ところで、こんな会話を聞いた事はあるでしょうか?
「そういやあお前何乗ってんの?」「え?オヤジからもらったスカイラインのGT-Rだけど」
「え?それって32? 33? 34? 」「え?32って何それナンバーの事」「え?あ、ああそうか・・・(ガッカリ)」
またはこんな会話
「おまえの親父さんってさあポルシェ乗ってるんだって?」「う、うん。まあ・・・」
「それってさあ、964? 993?それとも996?」「え?親父の乗ってるのは911(キューイチイチ)だけど」
「あ、そうか・・・そうだよね(これまたガッカリ)」
これは何の会話なのでしょうか?GT-RといえばGT-Rではないのか?ポルシェといえば(一般的には)911ではないんでしょうか?謎は深まるばかりです。実はこれはちょっとしたクルマ好きにはお馴染みのキーワードなんです。
日産スカイラインは1950年代から生産されている長寿命車。3代目のスカイライン(通称ハコスカ)からレース用のエンジンを搭載したハイパフォーマンスモデル「GT-R」が登場する訳です。そしてこのクルマは国内のレースで50勝もの記録を打ち立て、伝説になっていくんですな。
しかし、70年代の排ガス規制により4代目以後「GT-R」の名はモデルからなくなり、80年代まで復活を待つ事になります。そして登場するのが8代目となるGT-R。
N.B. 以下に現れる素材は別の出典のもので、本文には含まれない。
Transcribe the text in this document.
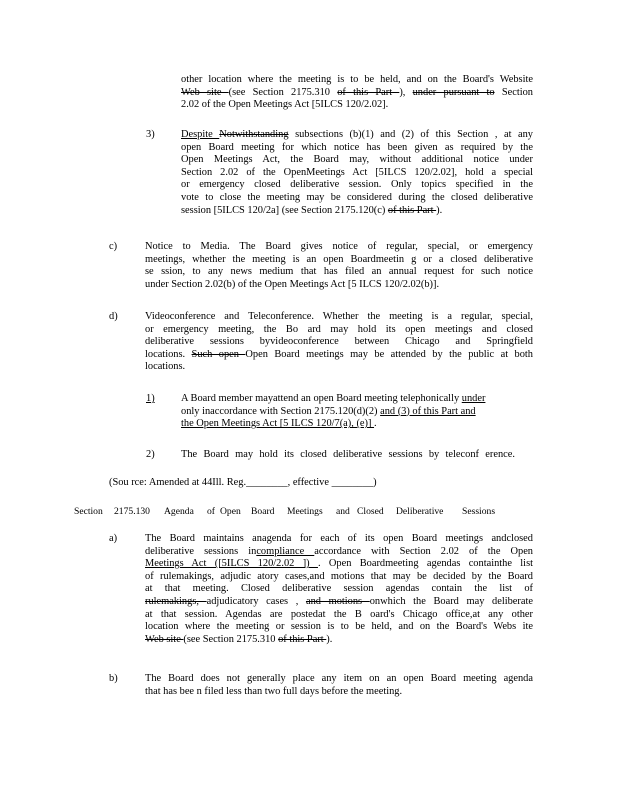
other location where the meeting is to be held, and on the Board's Website
Web site (see Section 2175.310 of this Part ), under pursuant to Section
2.02 of the Open Meetings Act [5ILCS 120/2.02].
3)	Despite Notwithstanding subsections (b)(1) and (2) of this Section , at any
open Board meeting for which notice has been given as required by the
Open Meetings Act, the Board may, without additional notice under
Section 2.02 of the OpenMeetings Act [5ILCS 120/2.02], hold a special
or emergency closed deliberative session. Only topics specified in the
vote to close the meeting may be considered during the closed deliberative
session [5ILCS 120/2a] (see Section 2175.120(c) of this Part ).
c)	Notice to Media. The Board gives notice of regular, special, or emergency
meetings, whether the meeting is an open Boardmeetin g or a closed deliberative
se ssion, to any news medium that has filed an annual request for such notice
under Section 2.02(b) of the Open Meetings Act [5 ILCS 120/2.02(b)].
d)	Videoconference and Teleconference. Whether the meeting is a regular, special,
or emergency meeting, the Bo ard may hold its open meetings and closed
deliberative sessions byvideoconference between Chicago and Springfield
locations. Such open Open Board meetings may be attended by the public at both
locations.
1)	A Board member mayattend an open Board meeting telephonically under
only inaccordance with Section 2175.120(d)(2) and (3) of this Part and
the Open Meetings Act [5 ILCS 120/7(a), (e)] .
2)	The Board may hold its closed deliberative sessions by teleconf erence.
(Sou rce: Amended at 44Ill. Reg.________, effective ________)
Section 2175.130 Agenda of Open Board Meetings and Closed Deliberative Sessions
a)	The Board maintains anagenda for each of its open Board meetings andclosed
deliberative sessions incompliance accordance with Section 2.02 of the Open
Meetings Act ([5ILCS 120/2.02 ]) . Open Boardmeeting agendas containthe list
of rulemakings, adjudic atory cases,and motions that may be decided by the Board
at that meeting. Closed deliberative session agendas contain the list of
rulemakings, adjudicatory cases , and motions onwhich the Board may deliberate
at that session. Agendas are postedat the B oard's Chicago office,at any other
location where the meeting or session is to be held, and on the Board's Webs ite
Web site (see Section 2175.310 of this Part ).
b)	The Board does not generally place any item on an open Board meeting agenda
that has bee n filed less than two full days before the meeting.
復活したGT-Rは再び伝説となり、9代目、10代目、そして今回のNISSAN GT-Rへと続いていきます。
ここまで読んで分かった方もいるかも知れませんが、スカイラインという車は50年以上も生産されていますが、ずっと同じ名前を名乗っています。当然GT-Rも同じで、「スカイラインのGT-R」といってもいつのモデルなのかが分からない訳ですな。しかし車体の型式番号はそれぞれのモデルで違います。ちなみに8代目GT-Rは「BNR-32」、9代目は「BCNR-33」、10代目は「BNR-34」となります。そうです!これは型式番号の最後の部分を取って、「R32」「R33」「R34」と読んでいる訳ですね。
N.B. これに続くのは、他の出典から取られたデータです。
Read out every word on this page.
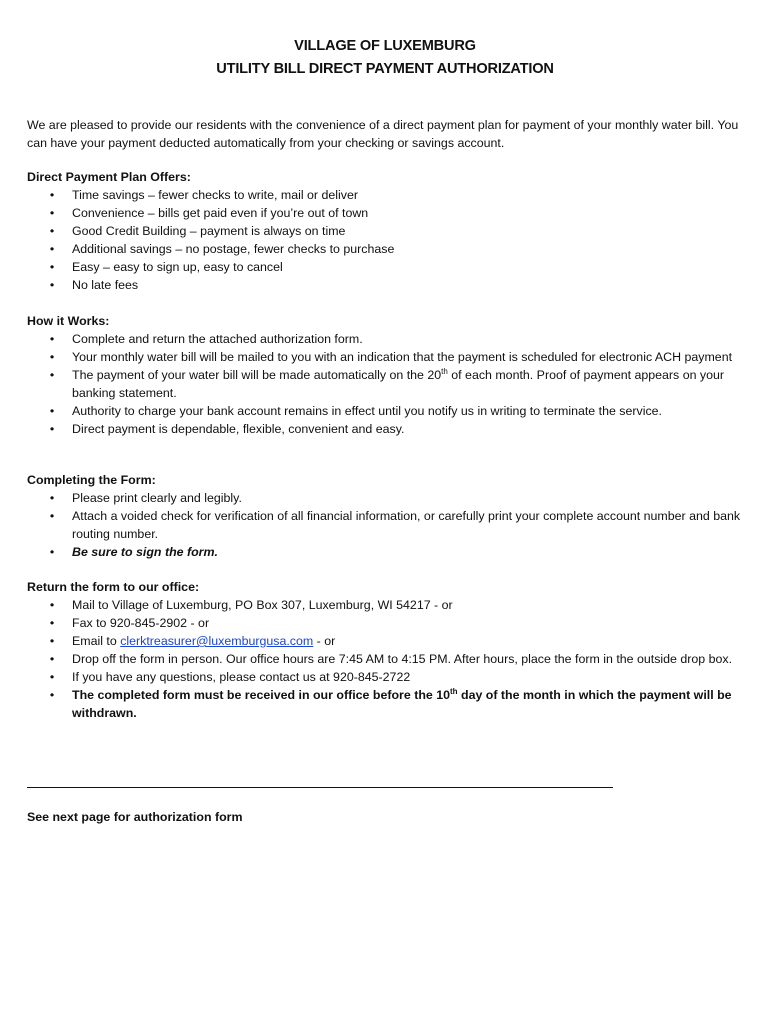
VILLAGE OF LUXEMBURG
UTILITY BILL DIRECT PAYMENT AUTHORIZATION
We are pleased to provide our residents with the convenience of a direct payment plan for payment of your monthly water bill. You can have your payment deducted automatically from your checking or savings account.
Direct Payment Plan Offers:
• Time savings – fewer checks to write, mail or deliver
• Convenience – bills get paid even if you’re out of town
• Good Credit Building – payment is always on time
• Additional savings – no postage, fewer checks to purchase
• Easy – easy to sign up, easy to cancel
• No late fees
How it Works:
• Complete and return the attached authorization form.
• Your monthly water bill will be mailed to you with an indication that the payment is scheduled for electronic ACH payment
• The payment of your water bill will be made automatically on the 20th of each month. Proof of payment appears on your banking statement.
• Authority to charge your bank account remains in effect until you notify us in writing to terminate the service.
• Direct payment is dependable, flexible, convenient and easy.
Completing the Form:
• Please print clearly and legibly.
• Attach a voided check for verification of all financial information, or carefully print your complete account number and bank routing number.
• Be sure to sign the form.
Return the form to our office:
• Mail to Village of Luxemburg, PO Box 307, Luxemburg, WI 54217 - or
• Fax to 920-845-2902 - or
• Email to clerktreasurer@luxemburgusa.com - or
• Drop off the form in person. Our office hours are 7:45 AM to 4:15 PM. After hours, place the form in the outside drop box.
• If you have any questions, please contact us at 920-845-2722
• The completed form must be received in our office before the 10th day of the month in which the payment will be withdrawn.
See next page for authorization form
ちなみにポルシェやベンツ、BMWなんかも同じ名前で何世代も生産されていますので、「964ターボ」とか「W124(ダブリューイチニィヨン)」とか「E90(イーキューマル)」なんて呼び方をする人達がいます。これはもう車種選別の呼び方というよりは一種の「マニア言語」でありますな。漫画で有名になった「 ハチロク」というクルマもこれは型式番号で、本当の車名はカローラレビンまたは、スプリンタートレノ(トヨタお得意の販売網の違いで中身は同じクルマ。見た目違いで別のクルマとして販売してました)の事。そりゃあ「俺さあカローラ乗ってんだぁ」って言うより「おれハチロク乗ってんだぁ」の方が通っぽく聞こえますよね・・・。